Depending on the publishing system used, for example, this field will often automatically include the title of the page in question. (This is virtually the same text that browsers display in their title bar on the page in question see image next. See also the main title of this article and the browser title bar.) The essence of online marketing happens to be essential here.

Natural search result description text (snippet)

For this text snippet, Google takes this text from the “description” metadata field of the page most often found in search results (but not always, it depends on many things). The content of this field is virtually invisible to the end-user in no context other than the search results. Note that even keywords in the description text are in bold.
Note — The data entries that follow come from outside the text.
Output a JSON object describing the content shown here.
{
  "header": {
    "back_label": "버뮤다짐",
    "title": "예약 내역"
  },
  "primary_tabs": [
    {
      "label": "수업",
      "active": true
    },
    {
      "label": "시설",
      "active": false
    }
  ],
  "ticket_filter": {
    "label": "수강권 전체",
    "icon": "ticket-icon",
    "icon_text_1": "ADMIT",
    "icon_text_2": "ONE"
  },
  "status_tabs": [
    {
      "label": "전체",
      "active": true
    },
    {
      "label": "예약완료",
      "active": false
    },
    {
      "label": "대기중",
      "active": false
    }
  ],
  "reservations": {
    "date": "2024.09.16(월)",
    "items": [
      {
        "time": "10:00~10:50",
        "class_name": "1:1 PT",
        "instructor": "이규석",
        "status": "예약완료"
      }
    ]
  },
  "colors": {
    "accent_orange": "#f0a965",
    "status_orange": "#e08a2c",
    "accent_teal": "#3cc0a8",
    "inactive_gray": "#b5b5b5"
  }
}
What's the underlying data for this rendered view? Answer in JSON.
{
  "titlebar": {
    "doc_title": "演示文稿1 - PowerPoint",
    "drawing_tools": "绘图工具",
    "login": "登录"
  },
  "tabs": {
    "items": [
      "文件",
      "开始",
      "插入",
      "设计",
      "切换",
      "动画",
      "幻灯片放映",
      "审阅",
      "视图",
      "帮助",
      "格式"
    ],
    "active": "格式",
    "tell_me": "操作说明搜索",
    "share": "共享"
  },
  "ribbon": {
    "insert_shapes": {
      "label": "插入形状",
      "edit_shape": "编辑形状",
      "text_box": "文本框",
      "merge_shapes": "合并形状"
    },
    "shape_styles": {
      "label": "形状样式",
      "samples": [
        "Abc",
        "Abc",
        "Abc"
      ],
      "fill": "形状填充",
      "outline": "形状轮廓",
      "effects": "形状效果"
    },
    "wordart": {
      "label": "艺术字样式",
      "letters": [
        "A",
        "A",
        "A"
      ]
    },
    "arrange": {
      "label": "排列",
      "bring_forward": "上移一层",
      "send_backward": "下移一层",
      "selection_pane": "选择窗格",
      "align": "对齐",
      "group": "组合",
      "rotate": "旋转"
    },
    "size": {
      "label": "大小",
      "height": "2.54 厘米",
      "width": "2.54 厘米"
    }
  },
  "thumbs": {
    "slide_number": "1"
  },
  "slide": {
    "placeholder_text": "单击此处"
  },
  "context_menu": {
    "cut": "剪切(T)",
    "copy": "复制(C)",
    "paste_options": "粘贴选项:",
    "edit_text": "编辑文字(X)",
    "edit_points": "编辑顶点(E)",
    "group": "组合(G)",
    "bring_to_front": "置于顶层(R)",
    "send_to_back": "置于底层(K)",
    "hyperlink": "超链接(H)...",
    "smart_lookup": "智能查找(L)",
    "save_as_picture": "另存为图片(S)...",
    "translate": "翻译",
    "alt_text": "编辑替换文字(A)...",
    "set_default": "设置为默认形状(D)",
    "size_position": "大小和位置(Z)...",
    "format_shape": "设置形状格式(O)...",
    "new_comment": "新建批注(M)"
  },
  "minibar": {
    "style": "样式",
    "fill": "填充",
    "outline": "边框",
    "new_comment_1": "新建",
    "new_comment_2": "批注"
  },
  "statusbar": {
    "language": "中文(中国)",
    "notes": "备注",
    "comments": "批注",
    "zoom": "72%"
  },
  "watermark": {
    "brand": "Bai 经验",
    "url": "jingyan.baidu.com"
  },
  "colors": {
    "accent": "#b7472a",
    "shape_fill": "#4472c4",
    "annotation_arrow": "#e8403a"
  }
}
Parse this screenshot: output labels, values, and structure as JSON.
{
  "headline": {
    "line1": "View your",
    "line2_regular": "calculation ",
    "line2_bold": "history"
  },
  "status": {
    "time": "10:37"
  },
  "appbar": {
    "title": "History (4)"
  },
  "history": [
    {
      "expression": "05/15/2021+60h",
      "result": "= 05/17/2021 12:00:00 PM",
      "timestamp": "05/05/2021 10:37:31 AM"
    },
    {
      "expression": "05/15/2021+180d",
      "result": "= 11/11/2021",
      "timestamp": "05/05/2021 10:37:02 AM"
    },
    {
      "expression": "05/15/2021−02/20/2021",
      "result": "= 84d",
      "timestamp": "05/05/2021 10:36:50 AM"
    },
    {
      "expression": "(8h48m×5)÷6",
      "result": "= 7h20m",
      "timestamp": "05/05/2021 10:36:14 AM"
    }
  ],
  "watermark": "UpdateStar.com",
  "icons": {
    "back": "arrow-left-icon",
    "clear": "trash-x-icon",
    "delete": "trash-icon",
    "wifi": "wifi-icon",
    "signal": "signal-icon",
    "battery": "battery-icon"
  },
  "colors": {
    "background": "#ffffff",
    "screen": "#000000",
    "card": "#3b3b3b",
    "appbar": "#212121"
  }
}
This text has no effect on the position of the page in the search results, but its significance lies in the fact that the user is much more likely to click on a page that has an attractive snippet in the search results. Good publishing systems allow a page writer to create a different page-specific “description” text for each page.

The URL of the natural search result (so-called URL)

Note that the keywords in the search phrase in the plain language web address are in bold. Google only shows the beginning and the end of a long address.

Good publishing systems allow a page writer to customize the page address as a webpage containing keywords plays an important role in achieving good search results.

Link to Google’s cached copy of the site

Behind this link is a copy of the site, cached to Google’s database, at the crawl. This allows you to view the site, for example, when the original page is unavailable for some reason.

Many other elements often appear in Google’s search results, but here we went through the most common things about the search results that Google’s text search shows and where those fields appear on each page. Steps 2 to 4 are also things that editing is an important part of search engine optimization.

Do you maintain a website for your business and would like to make sure that your site can be found as best as possible on Google? Google has an excellent YouTube channel called Google Webmaster Central where Matt Cutts, President of Google, answers questions from webmasters on various aspects of website design, maintenance and search engine visibility.

Whether or not you should include keywords in your website’s domain

In the videos, Matt goes through some of the most common questions about Google’s visibility on websites, in quite clear and understandable terms, and with practical examples. We recommend that you first listen to what the Google search engine man says.